- Born: Paul Robert Medlock July 20, 1912
- Origin: United States
- Died: August 6, 1982 (aged 70)
- Genres: Blues; country; bluegrass;
- Occupations: Musician, songwriter
- Instruments: Harmonica, banjo, guitar
- Years active: 1969–1982
- Website: www.michaelherring.com/shorty

= Shorty Medlocke =

American musician (1912–1982)

Shorty Medlocke (born Paul Robert Medlock, July 20, 1912 – August 6, 1982) was an American blues, country and bluegrass musician and banjo player. He is the grandfather of Rickey Medlocke of the Southern rock bands Blackfoot and Lynyrd Skynyrd. Despite his stage name "Medlocke", his real surname officially is spelled without an "e" on the end.

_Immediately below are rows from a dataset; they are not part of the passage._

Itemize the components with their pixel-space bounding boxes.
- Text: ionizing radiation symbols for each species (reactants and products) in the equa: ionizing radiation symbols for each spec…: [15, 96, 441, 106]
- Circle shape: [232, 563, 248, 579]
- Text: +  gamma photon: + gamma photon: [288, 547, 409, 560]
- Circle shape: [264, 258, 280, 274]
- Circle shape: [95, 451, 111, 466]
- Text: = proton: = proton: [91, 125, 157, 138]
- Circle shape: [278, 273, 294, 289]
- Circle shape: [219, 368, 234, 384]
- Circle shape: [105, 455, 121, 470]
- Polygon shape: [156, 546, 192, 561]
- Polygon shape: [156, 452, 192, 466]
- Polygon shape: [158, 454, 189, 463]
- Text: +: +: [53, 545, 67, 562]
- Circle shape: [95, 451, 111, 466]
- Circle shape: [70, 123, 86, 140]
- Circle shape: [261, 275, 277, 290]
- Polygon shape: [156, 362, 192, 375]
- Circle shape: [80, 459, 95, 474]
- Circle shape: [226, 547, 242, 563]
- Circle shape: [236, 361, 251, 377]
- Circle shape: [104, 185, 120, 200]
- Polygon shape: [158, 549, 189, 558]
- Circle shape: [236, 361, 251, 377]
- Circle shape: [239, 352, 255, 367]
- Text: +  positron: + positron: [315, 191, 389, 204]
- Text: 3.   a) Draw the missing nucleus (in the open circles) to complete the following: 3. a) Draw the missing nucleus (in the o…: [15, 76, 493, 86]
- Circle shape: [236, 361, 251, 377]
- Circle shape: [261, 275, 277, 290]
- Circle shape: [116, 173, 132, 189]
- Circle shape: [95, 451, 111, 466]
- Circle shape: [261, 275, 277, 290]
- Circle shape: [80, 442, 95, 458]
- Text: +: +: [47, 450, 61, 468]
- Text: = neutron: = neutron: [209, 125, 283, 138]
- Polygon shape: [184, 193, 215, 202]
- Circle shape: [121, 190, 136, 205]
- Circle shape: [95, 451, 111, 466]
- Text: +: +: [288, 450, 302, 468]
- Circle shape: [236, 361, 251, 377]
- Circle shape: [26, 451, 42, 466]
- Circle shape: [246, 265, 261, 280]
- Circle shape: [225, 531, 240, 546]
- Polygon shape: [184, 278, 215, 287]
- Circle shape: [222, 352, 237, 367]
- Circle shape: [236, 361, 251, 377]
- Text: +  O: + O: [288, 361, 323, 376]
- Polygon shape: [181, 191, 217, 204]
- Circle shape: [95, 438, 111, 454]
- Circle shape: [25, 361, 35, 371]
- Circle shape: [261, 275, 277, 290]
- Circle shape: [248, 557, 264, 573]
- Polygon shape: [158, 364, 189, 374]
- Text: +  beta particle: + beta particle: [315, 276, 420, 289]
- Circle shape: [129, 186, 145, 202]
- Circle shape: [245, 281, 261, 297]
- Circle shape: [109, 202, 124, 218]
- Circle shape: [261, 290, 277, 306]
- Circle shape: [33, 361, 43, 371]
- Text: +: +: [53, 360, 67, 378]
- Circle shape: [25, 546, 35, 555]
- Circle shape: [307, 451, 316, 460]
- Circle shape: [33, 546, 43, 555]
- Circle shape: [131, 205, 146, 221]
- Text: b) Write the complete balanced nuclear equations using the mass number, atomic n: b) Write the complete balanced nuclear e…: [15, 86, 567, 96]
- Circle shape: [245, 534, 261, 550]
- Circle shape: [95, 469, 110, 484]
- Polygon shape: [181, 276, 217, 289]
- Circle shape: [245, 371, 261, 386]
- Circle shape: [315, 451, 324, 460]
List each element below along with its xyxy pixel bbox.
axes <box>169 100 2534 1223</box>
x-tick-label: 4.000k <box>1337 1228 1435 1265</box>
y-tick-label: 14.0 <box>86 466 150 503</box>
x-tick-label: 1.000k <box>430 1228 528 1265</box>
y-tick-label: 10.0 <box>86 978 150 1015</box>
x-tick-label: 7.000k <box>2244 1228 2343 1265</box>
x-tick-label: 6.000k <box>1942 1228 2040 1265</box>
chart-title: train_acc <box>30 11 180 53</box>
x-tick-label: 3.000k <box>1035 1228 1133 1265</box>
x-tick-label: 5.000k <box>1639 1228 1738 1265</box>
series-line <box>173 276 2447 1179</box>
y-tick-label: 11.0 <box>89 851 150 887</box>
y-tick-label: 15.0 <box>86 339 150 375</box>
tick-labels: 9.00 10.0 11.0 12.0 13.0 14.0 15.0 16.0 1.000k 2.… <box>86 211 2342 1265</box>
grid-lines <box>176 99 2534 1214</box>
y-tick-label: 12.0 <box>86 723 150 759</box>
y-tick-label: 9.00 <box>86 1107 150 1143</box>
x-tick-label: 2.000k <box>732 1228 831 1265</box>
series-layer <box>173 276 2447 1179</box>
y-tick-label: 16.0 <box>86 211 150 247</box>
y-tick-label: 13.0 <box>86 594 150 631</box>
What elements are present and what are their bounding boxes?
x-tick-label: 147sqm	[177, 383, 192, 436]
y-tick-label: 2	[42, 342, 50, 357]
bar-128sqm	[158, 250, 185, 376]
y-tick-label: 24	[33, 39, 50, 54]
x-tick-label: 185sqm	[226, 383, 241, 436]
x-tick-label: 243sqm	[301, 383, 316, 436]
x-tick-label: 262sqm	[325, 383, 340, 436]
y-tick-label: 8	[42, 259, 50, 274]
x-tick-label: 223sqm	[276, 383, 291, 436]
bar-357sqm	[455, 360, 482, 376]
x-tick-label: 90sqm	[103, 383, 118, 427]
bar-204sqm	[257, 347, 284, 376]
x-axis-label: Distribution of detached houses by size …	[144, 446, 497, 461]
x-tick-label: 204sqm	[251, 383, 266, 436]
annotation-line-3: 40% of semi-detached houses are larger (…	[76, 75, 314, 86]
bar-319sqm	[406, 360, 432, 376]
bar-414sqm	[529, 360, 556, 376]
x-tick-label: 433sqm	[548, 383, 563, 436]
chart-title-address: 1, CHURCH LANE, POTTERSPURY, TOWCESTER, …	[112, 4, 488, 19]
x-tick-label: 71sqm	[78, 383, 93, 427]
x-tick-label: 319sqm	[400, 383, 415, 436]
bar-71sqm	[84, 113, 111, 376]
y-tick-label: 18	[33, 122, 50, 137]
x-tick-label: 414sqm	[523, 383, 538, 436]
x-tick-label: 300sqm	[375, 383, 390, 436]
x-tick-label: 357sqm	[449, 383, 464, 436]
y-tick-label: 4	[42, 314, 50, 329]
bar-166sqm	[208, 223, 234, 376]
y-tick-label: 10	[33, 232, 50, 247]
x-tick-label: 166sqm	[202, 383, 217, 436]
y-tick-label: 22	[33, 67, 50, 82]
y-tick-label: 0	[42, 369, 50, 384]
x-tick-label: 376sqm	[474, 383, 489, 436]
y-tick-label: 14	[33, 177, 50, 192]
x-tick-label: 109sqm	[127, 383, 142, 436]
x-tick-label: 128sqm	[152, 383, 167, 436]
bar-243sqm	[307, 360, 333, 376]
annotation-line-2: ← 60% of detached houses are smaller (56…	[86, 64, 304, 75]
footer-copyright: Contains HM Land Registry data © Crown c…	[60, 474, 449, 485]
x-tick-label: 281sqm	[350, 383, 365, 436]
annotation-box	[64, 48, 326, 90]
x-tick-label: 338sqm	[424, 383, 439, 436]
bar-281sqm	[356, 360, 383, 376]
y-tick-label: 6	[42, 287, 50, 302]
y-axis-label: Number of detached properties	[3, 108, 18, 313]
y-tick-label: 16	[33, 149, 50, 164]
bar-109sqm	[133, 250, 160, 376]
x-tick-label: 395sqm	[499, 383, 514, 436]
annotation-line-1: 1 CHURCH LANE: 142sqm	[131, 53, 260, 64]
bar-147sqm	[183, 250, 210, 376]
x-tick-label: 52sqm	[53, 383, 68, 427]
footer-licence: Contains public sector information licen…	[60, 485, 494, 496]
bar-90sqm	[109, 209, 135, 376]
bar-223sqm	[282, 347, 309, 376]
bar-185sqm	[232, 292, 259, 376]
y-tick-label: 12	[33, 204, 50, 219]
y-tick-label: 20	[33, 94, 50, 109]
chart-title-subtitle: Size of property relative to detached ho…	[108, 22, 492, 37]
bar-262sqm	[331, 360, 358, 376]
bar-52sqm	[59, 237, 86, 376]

Starting in 1969, Shorty made contributions to Blackfoot's music. He wrote the Top 40 hit "Train, Train" (released on the album Strikes), and played harmonica on the track. For the follow-up album Tomcattin', Shorty co-wrote the song "Fox Chase" and gave the song a short introduction. For Marauder, Shorty co-wrote "Rattlesnake Rock 'n' Roller" and played banjo on the track. Shorty had also appeared on Blackfoot's 1975 debut album, No Reservations, singing a version of "Railroad Man" (which he also wrote).
Shorty Medlocke was also one of the inspirations for the song "Ballad of Curtis Loew" by Lynyrd Skynyrd.